Last week I saw an email from Ralph, a long-time running friend, briefly describing a bike accident. He was on a less traveled road approaching the Charlotte Town Beach. The scenery approaching Lake Champlain on this downhill stretch is beautiful. In its infinite wisdom, the Town of Charlotte decided this was a good place for a pronounced speed bump, just on the downhill side, with the aim of slowing traffic approaching the beach parking lot. Good idea? Maybe. But for Ralph it proved otherwise.
Ralph’s front tire hit the bump at a slight angle, twisting the tire and sending him flying over the handlebars. He spread eagled on the pavement, landing hard on his arm and side.

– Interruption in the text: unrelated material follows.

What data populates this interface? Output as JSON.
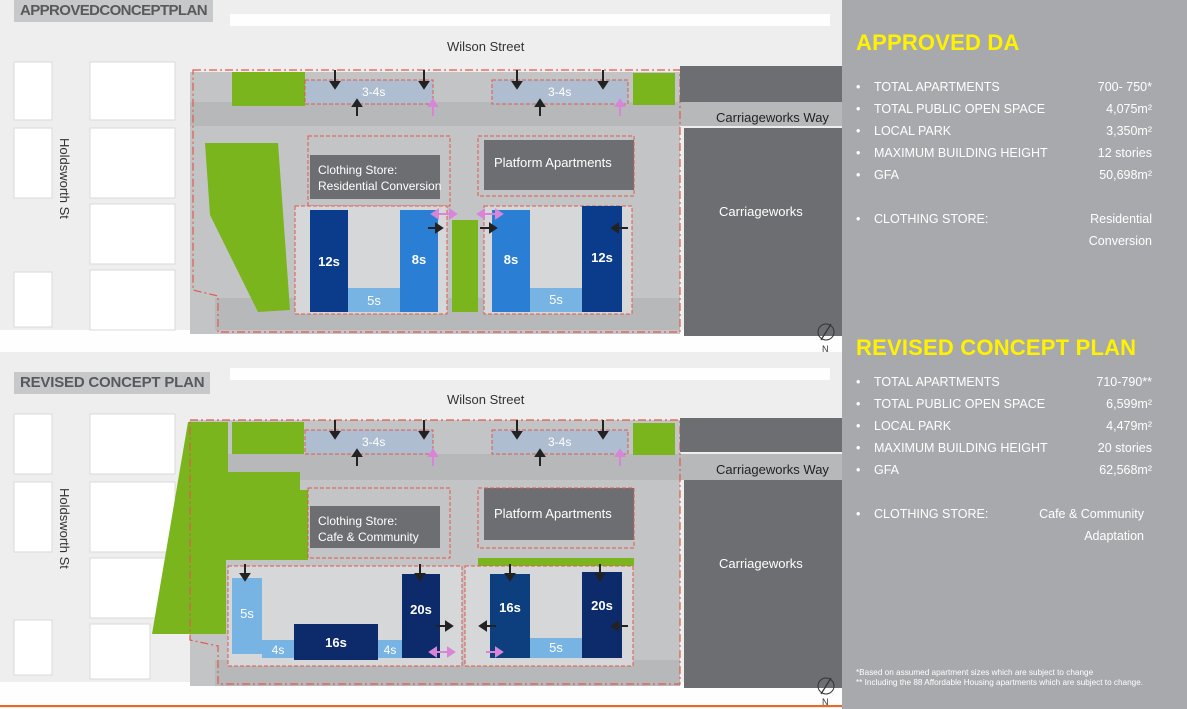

As he slid along, gathering road rash, he had a rush of thoughts and questions, foremost being “what just happened.” In any event, the result was a fractured pelvic bone, determined later at the ER, and an arm that looked like Popeye’s. Fortunately, four people on a bike tour happened to be there (in fact it was noticing the parked bikes as well as the vista that distracted his attention from the road) and came to the rescue. The tour leader bandaged his arm and Ralph called his wife to pick him up. He could not put weight on his leg and shortly after returning home, it was clear something was wrong and he should go to the hospital. After extended time in the ER, including multiple x-rays and a CT scan, the damaged was assessed. Ralph was issued crutches with express instructions not to put weight on that leg, and to return to speak with an orthopedic doc to discuss options.
I called Ralph and spoke with him at length about the incident. His command of the details was impressive. Obviously, he is off his feet for a while. Ideally, he fully heals and is back in the game before too long. He’s been told to expect a 12-week recovery. Ouch!! As we age, time off is the worst thing possible in our quest to ward off Father Time.
I reflect upon my own experience of falling down a flight of stairs in 2017 and breaking eight ribs in multiple places. I vividly recall the plethora of thoughts rushing through my mind as I was falling and then the ensuing ambulance ride to the ER, five days in the ICU and rib-plating surgery (see February 25, 2017: Surprise #1 – The Fall).
Ralph’s tumble reminded me we live in the moment and that is the only place we live. Those moments become memories, with some more momentous than others. If only we could relive a few of them – ah, how things might have been different! But it doesn’t work that way, and if we fixate on the past, we are likely to miss the precious moment that is here now, good or bad. This is existential stuff for sure, but certainly relevant to our daily lives.
Today, I will go for a run and do my best to be in the moment, feeling the passion of being able to move freely and nimbly! It won’t always be that way, age will eventually subsume all of us, and perhaps I will have my own bike mishap to recover from. Meanwhile, I’ll support Ralph in any way useful as he works his way back.